Maka tatkala Kinaryosih Pemenang Wajah Femina 1997 menyebutkan Finalis No 17 sebagai Pemenang I Wajah Femina tahun 1998, tak seorangpun maju kedepan. Aku sempat bingung mengapa tak kunjung ada yang maju. Hingga nama Desy Andriani disebut, tetap tak ada yang maju. Tiba-tiba teman kanan kiriku menoleh ke arahku dan memberikan isyarat perintah agar aku maju kedepan. Barulah pada panggilan kedua aku tersadar, Desy Andriani itu namaku. Sambil menutup mulut dengan kedua tanganku, aku melangkah perlahan kedepan. Aku melihat segalanya begitu putih dihadapanku. Untunglah aku tak sampai pingsan. Aku tersadar ketika Kinar menyelempangkan selempang gelar Pemenang I Wajah Femina 1998 ketubuhku seraya mengucapkan selamat. Lalu Ibu Widarti Gunawan menyerahkan karangan bunga mawar tercantik yang pernah kulihat, serta Piala Wajah Femina 1998 padaku.
Tak sadar aku menangis terharu. Terlebih melihat Ayah yang merangsek kedepan panggung sembari mengacungkan kedua jempol tangannya tinggi-tinggi ke arahku. Belum pernah kulihat beliau sebahagia itu. Sekonyong-konyong legalah hatiku. Keinginanaku untuk menjadi seorang Fotomodel telah mendapatkan restu. Tak hanya dari mama tapi juga dari Ayahku.
Kulihat dengan sangat jelas Tuhan beraksi sangat cantik malam itu. Dia mewujudkan mimpi paling mustahil ku. Dia meyakinkanku, ciptaanNya dalam wajahku sesungguhnya begitu cantik diluar dugaanku. Perlu cara untuk menunjukkannya padaku. Tak dinyana cara yang demikian cantiknya Dia pilihkan untukku. Segera aku bersyukur tak lupa memohon ampun untuk seluruh khilafku.
Malam berganti terang, kusaksikan wajahku mengisi berita dilayar kaca dan berbagai media. Tak kalah menakjubkannya adalah saat hari Majalah Femina edisi cover Pemenang I Wajah Femina 1998 terbit. Itulah bukti nyata lainnya betapa bila Tuhan berkehendak, maka segala yang tak mungkinpun bisa menjadi kenyataan dengan begitu mudahnya. Aku bahagia dan bangga. Karena mimpi menjadi Fotomodel Profesional menjadi nyata dengan dinobatkannya aku menjadi Pemenang Wajah Femina 1998.

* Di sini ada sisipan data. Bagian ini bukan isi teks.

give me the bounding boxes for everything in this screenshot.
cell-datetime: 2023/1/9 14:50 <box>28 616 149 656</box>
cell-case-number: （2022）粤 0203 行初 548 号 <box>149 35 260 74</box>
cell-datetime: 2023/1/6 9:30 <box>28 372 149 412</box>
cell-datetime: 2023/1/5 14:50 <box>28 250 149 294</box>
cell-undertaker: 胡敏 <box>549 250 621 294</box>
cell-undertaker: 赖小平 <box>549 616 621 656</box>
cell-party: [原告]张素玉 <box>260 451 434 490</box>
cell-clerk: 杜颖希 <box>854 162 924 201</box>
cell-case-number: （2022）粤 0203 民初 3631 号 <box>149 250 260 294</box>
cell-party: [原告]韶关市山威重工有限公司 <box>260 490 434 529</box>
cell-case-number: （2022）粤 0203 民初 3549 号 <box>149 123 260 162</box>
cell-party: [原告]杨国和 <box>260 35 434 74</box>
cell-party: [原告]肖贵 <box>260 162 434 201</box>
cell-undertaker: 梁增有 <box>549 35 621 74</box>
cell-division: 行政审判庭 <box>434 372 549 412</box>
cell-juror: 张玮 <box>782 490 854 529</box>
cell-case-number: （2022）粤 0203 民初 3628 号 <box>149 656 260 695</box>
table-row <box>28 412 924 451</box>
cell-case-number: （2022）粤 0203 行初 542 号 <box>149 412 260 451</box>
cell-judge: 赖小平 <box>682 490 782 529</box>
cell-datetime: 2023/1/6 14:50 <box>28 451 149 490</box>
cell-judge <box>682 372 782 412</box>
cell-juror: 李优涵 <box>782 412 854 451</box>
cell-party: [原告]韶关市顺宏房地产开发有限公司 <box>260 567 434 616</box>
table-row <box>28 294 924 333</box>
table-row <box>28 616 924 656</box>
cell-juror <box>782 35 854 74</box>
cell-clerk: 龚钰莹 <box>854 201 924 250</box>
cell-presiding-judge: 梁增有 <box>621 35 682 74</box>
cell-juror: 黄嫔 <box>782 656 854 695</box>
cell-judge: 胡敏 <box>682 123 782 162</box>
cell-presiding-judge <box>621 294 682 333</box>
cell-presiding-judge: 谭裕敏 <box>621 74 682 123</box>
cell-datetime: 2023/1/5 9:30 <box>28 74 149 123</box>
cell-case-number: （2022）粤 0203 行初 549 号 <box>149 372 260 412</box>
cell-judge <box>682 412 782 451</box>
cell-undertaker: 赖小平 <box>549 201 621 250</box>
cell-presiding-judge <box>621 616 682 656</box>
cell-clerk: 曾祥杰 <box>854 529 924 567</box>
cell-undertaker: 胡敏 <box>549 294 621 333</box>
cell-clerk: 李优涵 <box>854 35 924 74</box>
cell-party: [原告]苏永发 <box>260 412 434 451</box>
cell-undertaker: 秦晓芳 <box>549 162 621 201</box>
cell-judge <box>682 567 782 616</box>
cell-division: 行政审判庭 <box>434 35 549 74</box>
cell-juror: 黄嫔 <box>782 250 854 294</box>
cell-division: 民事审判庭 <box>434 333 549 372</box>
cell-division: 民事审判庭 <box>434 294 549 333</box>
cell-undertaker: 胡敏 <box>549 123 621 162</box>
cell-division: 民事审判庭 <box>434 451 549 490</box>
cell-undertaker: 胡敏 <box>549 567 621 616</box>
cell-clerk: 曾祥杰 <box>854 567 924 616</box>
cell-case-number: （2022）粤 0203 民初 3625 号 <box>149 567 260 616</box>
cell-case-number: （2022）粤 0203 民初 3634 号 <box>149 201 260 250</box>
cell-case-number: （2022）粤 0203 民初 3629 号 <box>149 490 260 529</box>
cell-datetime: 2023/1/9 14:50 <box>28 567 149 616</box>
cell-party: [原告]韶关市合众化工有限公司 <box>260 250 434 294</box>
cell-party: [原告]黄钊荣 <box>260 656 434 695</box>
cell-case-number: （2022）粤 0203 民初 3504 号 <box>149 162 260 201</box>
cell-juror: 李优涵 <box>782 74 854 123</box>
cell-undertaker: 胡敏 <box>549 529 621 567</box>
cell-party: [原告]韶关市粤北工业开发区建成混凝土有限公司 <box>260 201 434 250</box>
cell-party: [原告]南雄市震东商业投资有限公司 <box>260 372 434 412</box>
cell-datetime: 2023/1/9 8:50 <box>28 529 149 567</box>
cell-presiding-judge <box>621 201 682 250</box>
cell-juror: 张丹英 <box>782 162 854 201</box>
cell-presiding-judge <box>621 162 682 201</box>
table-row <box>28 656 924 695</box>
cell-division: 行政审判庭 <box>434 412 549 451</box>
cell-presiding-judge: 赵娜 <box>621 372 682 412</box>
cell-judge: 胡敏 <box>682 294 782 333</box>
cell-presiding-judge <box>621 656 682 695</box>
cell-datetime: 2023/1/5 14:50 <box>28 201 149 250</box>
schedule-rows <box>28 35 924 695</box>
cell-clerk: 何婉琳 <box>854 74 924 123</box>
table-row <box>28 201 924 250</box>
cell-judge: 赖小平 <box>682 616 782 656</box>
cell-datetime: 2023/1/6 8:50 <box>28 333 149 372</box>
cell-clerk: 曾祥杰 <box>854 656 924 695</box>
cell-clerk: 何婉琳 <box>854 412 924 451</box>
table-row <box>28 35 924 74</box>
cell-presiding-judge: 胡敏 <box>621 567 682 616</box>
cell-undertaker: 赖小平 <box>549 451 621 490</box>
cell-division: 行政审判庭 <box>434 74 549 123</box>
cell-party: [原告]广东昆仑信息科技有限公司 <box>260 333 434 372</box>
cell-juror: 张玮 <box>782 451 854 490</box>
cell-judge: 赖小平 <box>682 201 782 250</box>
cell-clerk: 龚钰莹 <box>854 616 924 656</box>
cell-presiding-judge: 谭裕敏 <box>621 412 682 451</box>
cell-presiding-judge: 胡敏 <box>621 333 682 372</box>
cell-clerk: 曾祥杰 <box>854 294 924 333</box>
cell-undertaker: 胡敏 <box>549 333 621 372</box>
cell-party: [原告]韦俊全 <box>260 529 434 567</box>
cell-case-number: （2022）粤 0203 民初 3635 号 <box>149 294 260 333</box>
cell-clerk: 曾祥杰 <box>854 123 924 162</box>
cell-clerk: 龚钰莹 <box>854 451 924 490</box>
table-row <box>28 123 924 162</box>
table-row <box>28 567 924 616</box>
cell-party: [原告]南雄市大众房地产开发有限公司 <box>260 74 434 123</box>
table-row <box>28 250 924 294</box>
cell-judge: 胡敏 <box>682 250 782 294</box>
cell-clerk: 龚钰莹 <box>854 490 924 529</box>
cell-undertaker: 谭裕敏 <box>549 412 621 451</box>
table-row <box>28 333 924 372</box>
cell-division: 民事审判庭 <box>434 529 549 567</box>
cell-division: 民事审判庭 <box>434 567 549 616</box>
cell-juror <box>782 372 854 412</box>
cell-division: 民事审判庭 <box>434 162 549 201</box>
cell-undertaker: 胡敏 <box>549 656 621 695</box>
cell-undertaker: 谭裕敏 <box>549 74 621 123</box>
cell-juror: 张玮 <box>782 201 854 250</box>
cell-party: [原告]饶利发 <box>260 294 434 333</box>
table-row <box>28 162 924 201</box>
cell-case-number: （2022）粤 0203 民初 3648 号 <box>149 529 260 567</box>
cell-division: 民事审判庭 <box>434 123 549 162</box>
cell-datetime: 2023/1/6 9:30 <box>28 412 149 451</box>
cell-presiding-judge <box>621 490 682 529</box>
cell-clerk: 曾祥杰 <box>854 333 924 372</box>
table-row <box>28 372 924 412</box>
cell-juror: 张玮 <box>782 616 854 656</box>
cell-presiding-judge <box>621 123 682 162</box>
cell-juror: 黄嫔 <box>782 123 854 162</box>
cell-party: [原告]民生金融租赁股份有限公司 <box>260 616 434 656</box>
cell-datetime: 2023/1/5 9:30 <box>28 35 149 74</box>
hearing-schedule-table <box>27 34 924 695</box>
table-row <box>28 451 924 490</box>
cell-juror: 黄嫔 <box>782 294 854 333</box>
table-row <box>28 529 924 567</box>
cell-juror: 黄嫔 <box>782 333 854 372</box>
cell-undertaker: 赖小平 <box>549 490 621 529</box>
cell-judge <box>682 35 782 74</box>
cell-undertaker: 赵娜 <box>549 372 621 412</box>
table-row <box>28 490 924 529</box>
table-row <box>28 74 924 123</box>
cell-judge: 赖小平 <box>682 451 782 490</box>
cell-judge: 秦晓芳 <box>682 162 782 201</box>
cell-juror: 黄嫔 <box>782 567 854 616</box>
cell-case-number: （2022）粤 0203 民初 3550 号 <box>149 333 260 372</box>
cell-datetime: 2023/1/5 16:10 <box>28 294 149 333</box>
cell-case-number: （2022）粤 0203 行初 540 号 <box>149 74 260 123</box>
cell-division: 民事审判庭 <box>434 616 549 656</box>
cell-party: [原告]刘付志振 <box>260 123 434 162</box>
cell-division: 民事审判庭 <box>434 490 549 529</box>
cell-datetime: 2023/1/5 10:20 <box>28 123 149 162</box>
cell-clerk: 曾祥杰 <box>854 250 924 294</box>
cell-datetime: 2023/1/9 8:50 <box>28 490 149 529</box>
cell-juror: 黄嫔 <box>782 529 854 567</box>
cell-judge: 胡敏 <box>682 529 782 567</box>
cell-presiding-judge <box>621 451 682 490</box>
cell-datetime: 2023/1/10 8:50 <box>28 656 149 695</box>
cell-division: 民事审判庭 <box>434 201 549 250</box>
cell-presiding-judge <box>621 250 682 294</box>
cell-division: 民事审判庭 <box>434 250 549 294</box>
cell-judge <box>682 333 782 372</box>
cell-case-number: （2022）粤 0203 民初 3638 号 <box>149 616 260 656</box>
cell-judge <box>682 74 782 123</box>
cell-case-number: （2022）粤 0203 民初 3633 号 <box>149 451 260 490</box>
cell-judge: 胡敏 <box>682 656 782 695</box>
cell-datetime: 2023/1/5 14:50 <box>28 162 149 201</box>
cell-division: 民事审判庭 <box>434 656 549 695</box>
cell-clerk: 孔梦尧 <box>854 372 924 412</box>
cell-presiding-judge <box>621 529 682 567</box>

Alhamdulillah, Terimakasih Tuhan, Kau hanya ingin menunjukkan pada hambamu yang hina ini, secuil saja dari kekuasaanmu yang Maha Luas. Terimakasih Femina atas kepercayaan luarbiasa dan pintu bernama kesempatan yang terbuka lebar sehingga aku bisa merasakan indahnya bekerja dibidang yang aku cintai. Terimakasih Ayah dan Mama, hingga saat ini kesepakatan kita tidak pernah kulanggar. Aku tidak pernah difoto dengan busana minim termasuk baju renang. Terimakasih telah memberiku kepercayaan untuk meraih sukses dengan cara dan keyakinanku sendiri.
Buat semua orang, bermimpilah sesukamu dan tempuh perjalanannya. Biarkan Tuhan beraksi dengan cantik untuk mewujudkannya. Hidup impian.